Hel was born with the upper body of a girl and the legs of a corpse. From the moment of her birth, her father, Loki, is disgusted with her. She is an outcast in her family, in Asgard, and even unloved when she enters her own kingdom. She is scorned by love and hates all things living and more things dead. And she is tired of other people telling her story, so now she will tell it herself.
This book has been sitting on my shelf for the longest time, and I fell particularly bad about it, because I received this book for free in exchange for an honest review through the LibraryThing Early Reviewers program back in March. At first, I avoided it after realizing it was the third book in a series… then I just sort of… forgot about it? I am the worst, honestly. But it was a nice quick read and here goes….
Hel is a fantastic character with an amazingly strong voice and I thought she was just great. Fenrir, as well, had a presence at the beginning of the book that was enjoyable. Her had NO LIMITS to discussing the things she hated. A few of these things:
- Dead people.
- Odin (“One-Eye”).
- Her father (Loki).
- Wooden serving dishes.
- Her slow servants.
Outside of Hel, though, we don’t get much of a sense of the other characters short of the fact that they are pawns in her narrative. Hel is the most important person here, so it’s okay since she was likable, but I would have liked to learn more about the others.
Apparently Hel is not a fan of talking about the world around her, so we don’t get much of a sense of it except light vs. dark and stinks vs. does not stink. So you know, it’s lovely to know that things are smelly and what not, BUT WHAT DO THEY SMELL LIKE. Her story is told in rants and dialogue, so use your imagination re: the Underworld, I guess?
So. Much. Information.
Francesca Simon wants to give you the entire timeline of Norse mythology and gosh darn it, she’s going to do it. Hel discusses everything from the birth of the gods to Ragnarok and she does it in about 300 pages. Either this book should have been a lot longer, or multiple books with better attention given to certain events.
All said and done, Jormagaur-somthing-the-snake-brother didn’t even seem relevant to the story, but we got to hear about his fate! Fenrir, too, got a lot more attention than his story value. Yes, I know, related to the end of the world, but since Hel’s just whining in her hall, what does it matter?
Writing / Narration
Lots of repetitive adjectives. The words “carrion,” “corpse,” and “poisonous” come up a lot. I also get a distinct sense that everything in this world is grey. I touched upon the overwhelming dialogue and ranting earlier, and the book just goes so darn fast. When Hel met Baldr I had to flip back a few times because what wait she’s in love now? I don’t understand, what happened?
This book has a weird balance, as well. It’s marketed as YA and I think that the subject matter fits there, but the writing is very simple and falls closer to MG.

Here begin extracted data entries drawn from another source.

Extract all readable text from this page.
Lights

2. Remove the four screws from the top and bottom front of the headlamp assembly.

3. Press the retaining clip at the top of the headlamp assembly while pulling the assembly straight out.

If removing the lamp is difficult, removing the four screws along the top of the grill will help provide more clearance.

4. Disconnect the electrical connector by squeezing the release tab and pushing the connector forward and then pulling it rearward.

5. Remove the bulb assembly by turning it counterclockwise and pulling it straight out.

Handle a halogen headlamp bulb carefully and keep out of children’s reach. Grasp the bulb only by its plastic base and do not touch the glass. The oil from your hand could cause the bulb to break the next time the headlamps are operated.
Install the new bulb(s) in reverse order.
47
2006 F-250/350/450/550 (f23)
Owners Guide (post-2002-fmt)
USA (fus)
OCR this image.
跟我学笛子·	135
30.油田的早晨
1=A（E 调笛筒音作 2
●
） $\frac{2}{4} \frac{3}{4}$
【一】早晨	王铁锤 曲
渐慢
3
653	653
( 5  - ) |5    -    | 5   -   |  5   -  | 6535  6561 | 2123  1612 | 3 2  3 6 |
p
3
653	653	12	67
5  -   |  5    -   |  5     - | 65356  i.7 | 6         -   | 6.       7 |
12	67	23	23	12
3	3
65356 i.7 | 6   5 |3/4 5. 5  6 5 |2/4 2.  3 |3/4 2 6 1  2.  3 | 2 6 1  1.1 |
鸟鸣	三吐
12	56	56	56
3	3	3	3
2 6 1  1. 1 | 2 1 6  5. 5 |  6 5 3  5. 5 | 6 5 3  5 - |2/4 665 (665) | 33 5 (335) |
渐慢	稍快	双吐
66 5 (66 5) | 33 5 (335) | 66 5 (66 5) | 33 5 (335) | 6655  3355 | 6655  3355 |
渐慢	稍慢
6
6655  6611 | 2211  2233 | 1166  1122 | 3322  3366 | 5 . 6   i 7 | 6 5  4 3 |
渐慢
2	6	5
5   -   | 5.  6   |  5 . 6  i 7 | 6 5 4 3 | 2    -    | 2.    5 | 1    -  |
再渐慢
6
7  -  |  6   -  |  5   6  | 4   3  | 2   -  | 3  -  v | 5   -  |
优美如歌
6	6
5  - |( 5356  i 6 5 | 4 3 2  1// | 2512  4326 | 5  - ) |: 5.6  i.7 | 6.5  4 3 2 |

I grump a lot, but I actually did like this book. I liked the voice it was written in a lot, and I like the mythology, I just felt like it could have been done a lot better. I’ve actually put the companion book, The Sleeping Army on my TBR because we met Freya for all of one minute and she’s already interesting. So I’ll let you know about that when I get there in a million years!
Books I’d Recommend
I think there is an incredible shortage of Norse mythology-based books in a world SATURATED with the Greek and Roman gods, so the subject matter was really nice to see. Hel’s voice reminded me a bit of Graveyard Shift by Angela Roquet. This is also an alternate view of Francesca Simon’s other novel, The Sleeping Army and I imagine fans of that will enjoy this as well. For more Norse myth, or course, there is always Norse Mythology by Neil Gaiman.